6 февраля 2000 года командующему объединенной группировкой федеральных войск доложили, что сопротивление бандгрупп в Грозном полностью сломлено: освобожден последний дом и над городом поднят российский флаг.

Войска праздновали победу.

В наградных отделах уже готовились представлять за храбрость, мужество и отвагу.

* * *

Госпиталь для солдата – это дом отдыха, если не сильно болеешь.

А когда сильно: когда течет из-под тебя, когда из культи трубки торчат и гноится в больных местах, когда температура под сорок и под гипсом чешется нестерпимо, когда плоть молодая требует своего, а ты в туалет на костылях, а товарищ за дверью капельницу держит, тогда это военная тюрьма особого режима с запахом и тараканами.

Очнулся Иван на четвертый день.

Потолок перед глазами. Трещина по потолку молнией-зигзагом. Звон колокольный отовсюду, но тонюсенький, будто много колоколов, колокольчиков. Переливаются на разные лады. То вдруг свист. И снова – дон-н…

Забылся Иван, уснул.

Не видел, как люди в белых халатах стояли над ним, говорили, что наконец пришел в сознание солдат. Значит, выдюжит, жить будет. Теперь пусть спит, теперь сон ему самое полезное. Крепнет во сне солдат, раны его рубцуются.

Из Моздока отправили Ивана на Большую землю, определили в ростовский военный госпиталь. А там таких, как Иван, – что в плацкарте до третьего яруса.

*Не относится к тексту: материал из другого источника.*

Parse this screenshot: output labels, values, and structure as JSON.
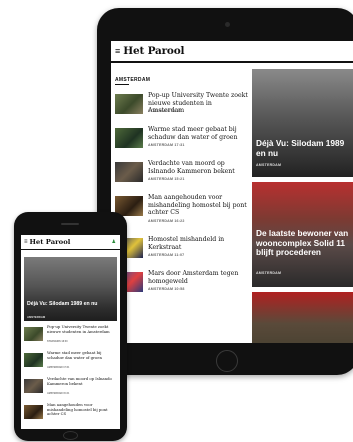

Белые палаты, долгие коридоры.

Бродят по коридорам тени в синем госпитальном; кто на пружинах казенных бьется в бреду – гипсы ломает. Кого – отмучившихся – из реанимации сразу в холодную.

А которые, оклемавшись, слава богу, тянут папироски в кулак.

Накурят в туалете – не продохнуть. Ворчат нянечки-старушки. Медсестры мимо топ-топ, халатики с коленок разлетаются. Томятся раненые с таких видов.

Отоспался Иван – на всю оставшуюся жизнь выспался.

Днем в забытьи был почти всегда, ночью проснется и глядит в потолок: сквозь колокола и колокольчики думки в нем пробуждались, как ручейки весной.

Тает, тает понемногу.

Голову ему не повернуть – в бинтах тугих: спеленали – челюстью не двинуть.

Память Ивану отшибло напрочь – ничерта не помнил. Имя свое вспоминал, будто из глубокого кармана вынимал записку-подсказку, и все никак не получалось.

Но как ни странно, нравилось ему такое свое беспамятное чудное состояние.

Что-то далекое детское накрывало его: да не как фугасами – с воем и скрежетом, а добро так, по-тихому. Нежно голубит Ивана – будто мать по голове гладит. И голос мягкий задушевный: «Ну, куда ты, Ванечка, собрался? Я сама, все сама… Ты лежи, голубчик. Шош меня стесняться? Ну, глупый. Как дите, право слово. Дите и есть».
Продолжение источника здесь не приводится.